MODELING OF PATELLA HEIGHT WITH DISTAL FEMUR AND PROXIMAL TIBIA REFERENCE POINTS WITH ARTIFICIAL NEURAL NETWORK
Abstract
The patellofemoral joint is one of the parts of the knee extension mechanism that plays a role in
the stability of the knee by enlarging the force arm of the quadriceps muscle and changing the
direction of the muscle strength. For the entire knee joint to perform its task painlessly and
functionally, the positions and strength of the muscles, the strength of the ligaments, and their
reaction to movement must be compatible. The Insall–Salvati (Ins-Sal) index is useful for
showing changes in patellar height produced by repositioning the tibial plateau, in other words,
showing changes in patellar tendon length. Patella height is an important value to be taken into
account in knee prosthesis surgery, tibial osteotomy, and anterior cruciate ligament reconstruction.
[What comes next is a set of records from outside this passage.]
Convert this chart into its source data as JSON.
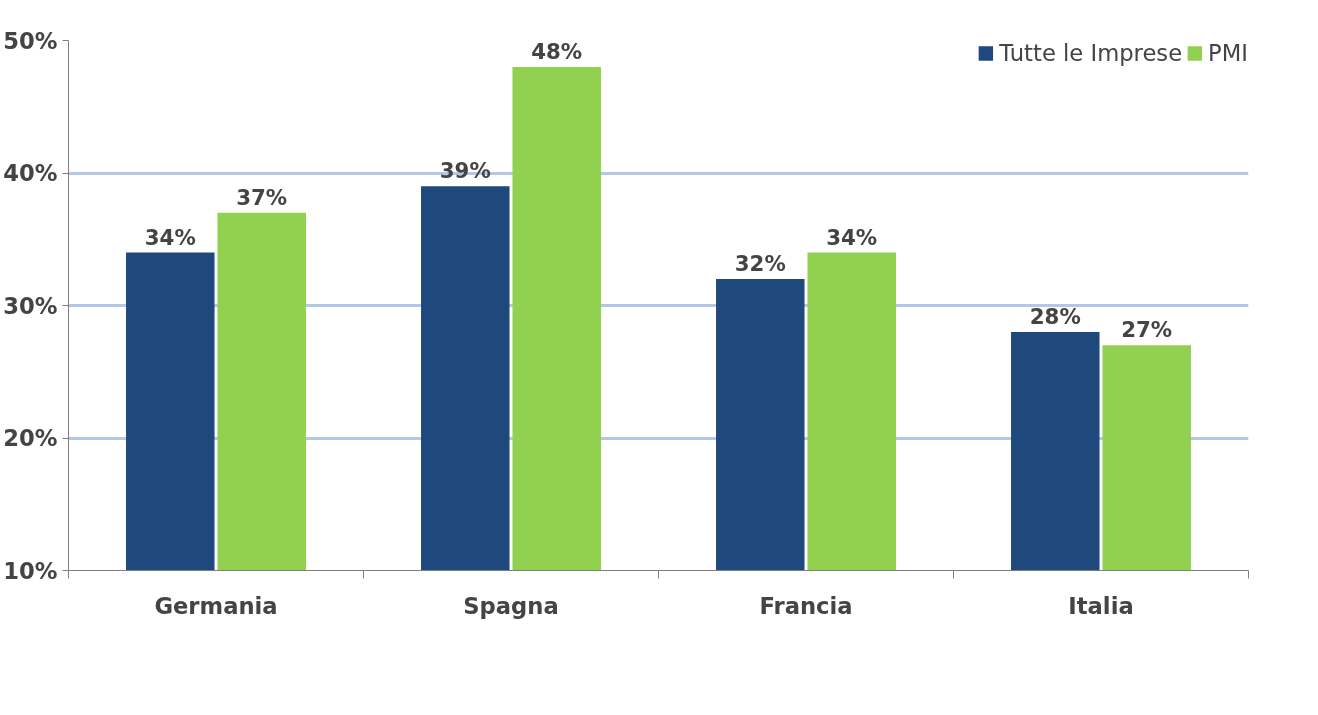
{
  "chart_data": {
    "type": "bar",
    "categories": [
      "Germania",
      "Spagna",
      "Francia",
      "Italia"
    ],
    "series": [
      {
        "name": "Tutte le Imprese",
        "color": "#1f497d",
        "values": [
          34,
          39,
          32,
          28
        ],
        "value_labels": [
          "34%",
          "39%",
          "32%",
          "28%"
        ]
      },
      {
        "name": "PMI",
        "color": "#92d050",
        "values": [
          37,
          48,
          34,
          27
        ],
        "value_labels": [
          "37%",
          "48%",
          "34%",
          "27%"
        ]
      }
    ],
    "ylim": [
      10,
      50
    ],
    "yticks": [
      {
        "value": 10,
        "label": "10%"
      },
      {
        "value": 20,
        "label": "20%"
      },
      {
        "value": 30,
        "label": "30%"
      },
      {
        "value": 40,
        "label": "40%"
      },
      {
        "value": 50,
        "label": "50%"
      }
    ],
    "grid": "y",
    "legend": "top right"
  }
}
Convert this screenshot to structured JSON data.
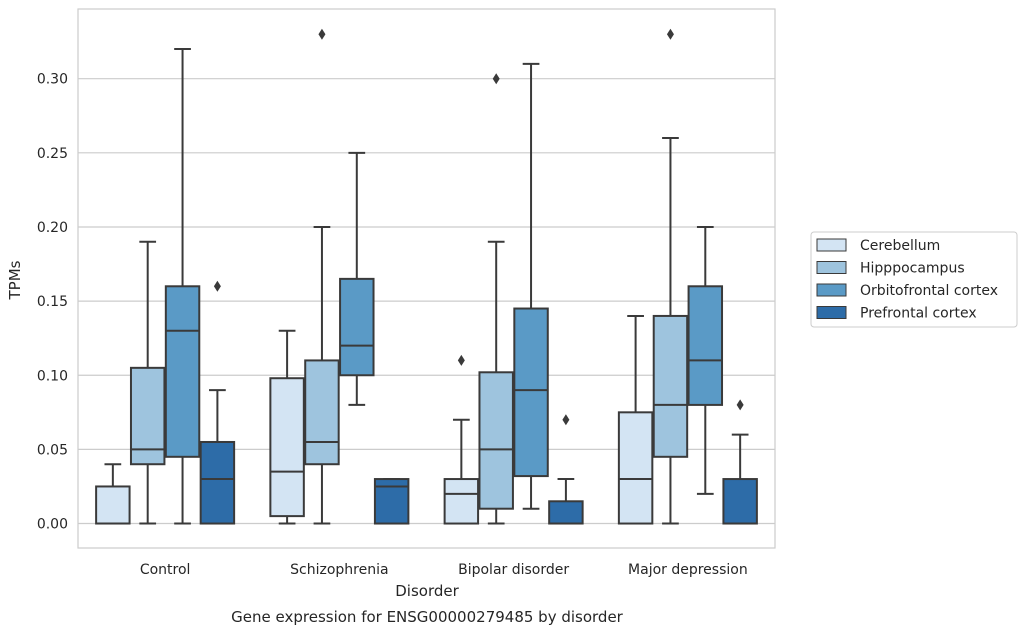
{
  "chart_data": {
    "type": "box",
    "caption": "Gene expression for ENSG00000279485 by disorder",
    "xlabel": "Disorder",
    "ylabel": "TPMs",
    "ylim": [
      -0.0165,
      0.347
    ],
    "yticks": [
      0.0,
      0.05,
      0.1,
      0.15,
      0.2,
      0.25,
      0.3
    ],
    "ytick_labels": [
      "0.00",
      "0.05",
      "0.10",
      "0.15",
      "0.20",
      "0.25",
      "0.30"
    ],
    "grid": "horizontal",
    "legend_position": "right",
    "categories": [
      "Control",
      "Schizophrenia",
      "Bipolar disorder",
      "Major depression"
    ],
    "series": [
      {
        "name": "Cerebellum",
        "color": "#d3e4f3",
        "boxes": [
          {
            "whislo": 0.0,
            "q1": 0.0,
            "med": 0.0,
            "q3": 0.025,
            "whishi": 0.04,
            "fliers": []
          },
          {
            "whislo": 0.0,
            "q1": 0.005,
            "med": 0.035,
            "q3": 0.098,
            "whishi": 0.13,
            "fliers": []
          },
          {
            "whislo": 0.0,
            "q1": 0.0,
            "med": 0.02,
            "q3": 0.03,
            "whishi": 0.07,
            "fliers": [
              0.11
            ]
          },
          {
            "whislo": 0.0,
            "q1": 0.0,
            "med": 0.03,
            "q3": 0.075,
            "whishi": 0.14,
            "fliers": []
          }
        ]
      },
      {
        "name": "Hipppocampus",
        "color": "#9ec4de",
        "boxes": [
          {
            "whislo": 0.0,
            "q1": 0.04,
            "med": 0.05,
            "q3": 0.105,
            "whishi": 0.19,
            "fliers": []
          },
          {
            "whislo": 0.0,
            "q1": 0.04,
            "med": 0.055,
            "q3": 0.11,
            "whishi": 0.2,
            "fliers": [
              0.33
            ]
          },
          {
            "whislo": 0.0,
            "q1": 0.01,
            "med": 0.05,
            "q3": 0.102,
            "whishi": 0.19,
            "fliers": [
              0.3
            ]
          },
          {
            "whislo": 0.0,
            "q1": 0.045,
            "med": 0.08,
            "q3": 0.14,
            "whishi": 0.26,
            "fliers": [
              0.33
            ]
          }
        ]
      },
      {
        "name": "Orbitofrontal cortex",
        "color": "#5a9ac6",
        "boxes": [
          {
            "whislo": 0.0,
            "q1": 0.045,
            "med": 0.13,
            "q3": 0.16,
            "whishi": 0.32,
            "fliers": []
          },
          {
            "whislo": 0.08,
            "q1": 0.1,
            "med": 0.12,
            "q3": 0.165,
            "whishi": 0.25,
            "fliers": []
          },
          {
            "whislo": 0.01,
            "q1": 0.032,
            "med": 0.09,
            "q3": 0.145,
            "whishi": 0.31,
            "fliers": []
          },
          {
            "whislo": 0.02,
            "q1": 0.08,
            "med": 0.11,
            "q3": 0.16,
            "whishi": 0.2,
            "fliers": []
          }
        ]
      },
      {
        "name": "Prefrontal cortex",
        "color": "#2d6ca8",
        "boxes": [
          {
            "whislo": 0.0,
            "q1": 0.0,
            "med": 0.03,
            "q3": 0.055,
            "whishi": 0.09,
            "fliers": [
              0.16
            ]
          },
          {
            "whislo": 0.0,
            "q1": 0.0,
            "med": 0.025,
            "q3": 0.03,
            "whishi": 0.03,
            "fliers": []
          },
          {
            "whislo": 0.0,
            "q1": 0.0,
            "med": 0.0,
            "q3": 0.015,
            "whishi": 0.03,
            "fliers": [
              0.07
            ]
          },
          {
            "whislo": 0.0,
            "q1": 0.0,
            "med": 0.0,
            "q3": 0.03,
            "whishi": 0.06,
            "fliers": [
              0.08
            ]
          }
        ]
      }
    ]
  }
}
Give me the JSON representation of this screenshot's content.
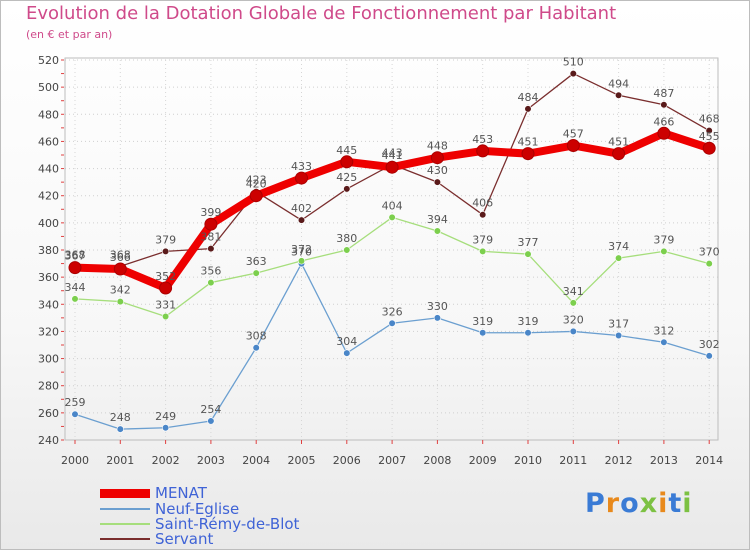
{
  "header": {
    "title": "Evolution de la Dotation Globale de Fonctionnement par Habitant",
    "subtitle": "(en € et par an)"
  },
  "logo": {
    "text": "Proxiti"
  },
  "chart_data": {
    "type": "line",
    "title": "Evolution de la Dotation Globale de Fonctionnement par Habitant",
    "subtitle": "(en € et par an)",
    "xlabel": "",
    "ylabel": "",
    "x": [
      "2000",
      "2001",
      "2002",
      "2003",
      "2004",
      "2005",
      "2006",
      "2007",
      "2008",
      "2009",
      "2010",
      "2011",
      "2012",
      "2013",
      "2014"
    ],
    "ylim": [
      240,
      520
    ],
    "yticks": [
      "240",
      "260",
      "280",
      "300",
      "320",
      "340",
      "360",
      "380",
      "400",
      "420",
      "440",
      "460",
      "480",
      "500",
      "520"
    ],
    "grid": true,
    "legend_position": "bottom-left",
    "series": [
      {
        "name": "MENAT",
        "color": "#ee0000",
        "marker": "#cc0000",
        "values": [
          367,
          366,
          352,
          399,
          420,
          433,
          445,
          441,
          448,
          453,
          451,
          457,
          451,
          466,
          455
        ],
        "labels": [
          "367",
          "366",
          "352",
          "399",
          "420",
          "433",
          "445",
          "441",
          "448",
          "453",
          "451",
          "457",
          "451",
          "466",
          "455"
        ]
      },
      {
        "name": "Neuf-Eglise",
        "color": "#6b9fd0",
        "marker": "#4a86c8",
        "values": [
          259,
          248,
          249,
          254,
          308,
          370,
          304,
          326,
          330,
          319,
          319,
          320,
          317,
          312,
          302
        ],
        "labels": [
          "259",
          "248",
          "249",
          "254",
          "308",
          "370",
          "304",
          "326",
          "330",
          "319",
          "319",
          "320",
          "317",
          "312",
          "302"
        ]
      },
      {
        "name": "Saint-Rémy-de-Blot",
        "color": "#a6de7c",
        "marker": "#7ccf4d",
        "values": [
          344,
          342,
          331,
          356,
          363,
          372,
          380,
          404,
          394,
          379,
          377,
          341,
          374,
          379,
          370
        ],
        "labels": [
          "344",
          "342",
          "331",
          "356",
          "363",
          "372",
          "380",
          "404",
          "394",
          "379",
          "377",
          "341",
          "374",
          "379",
          "370"
        ]
      },
      {
        "name": "Servant",
        "color": "#7a2e2e",
        "marker": "#5a1a1a",
        "values": [
          368,
          368,
          379,
          381,
          423,
          402,
          425,
          443,
          430,
          406,
          484,
          510,
          494,
          487,
          468
        ],
        "labels": [
          "368",
          "368",
          "379",
          "381",
          "423",
          "402",
          "425",
          "443",
          "430",
          "406",
          "484",
          "510",
          "494",
          "487",
          "468"
        ]
      }
    ]
  }
}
The morphometric relationship between the reference measurements of the distal
femur and proximal tibia and the position of the patella will be useful in determining the natural
anatomy. In this study, we aimed to determine the relationship between patella height and
distal femur and proximal tibia reference areas by using the arti¯cial neural network method as
an alternative approach method. In order to assess the performance of the estimation of the InsSal index, the four ANN model with six input combinations which included age, gender and the
reference measurements for the right and left sides have been constructed and tested. The MSE
and r values are calculated for every four models for the training and test phase. The results
show that the proposed approach for modeling of relation between reference measurements and
the Ins-Sal index is a powerful approach.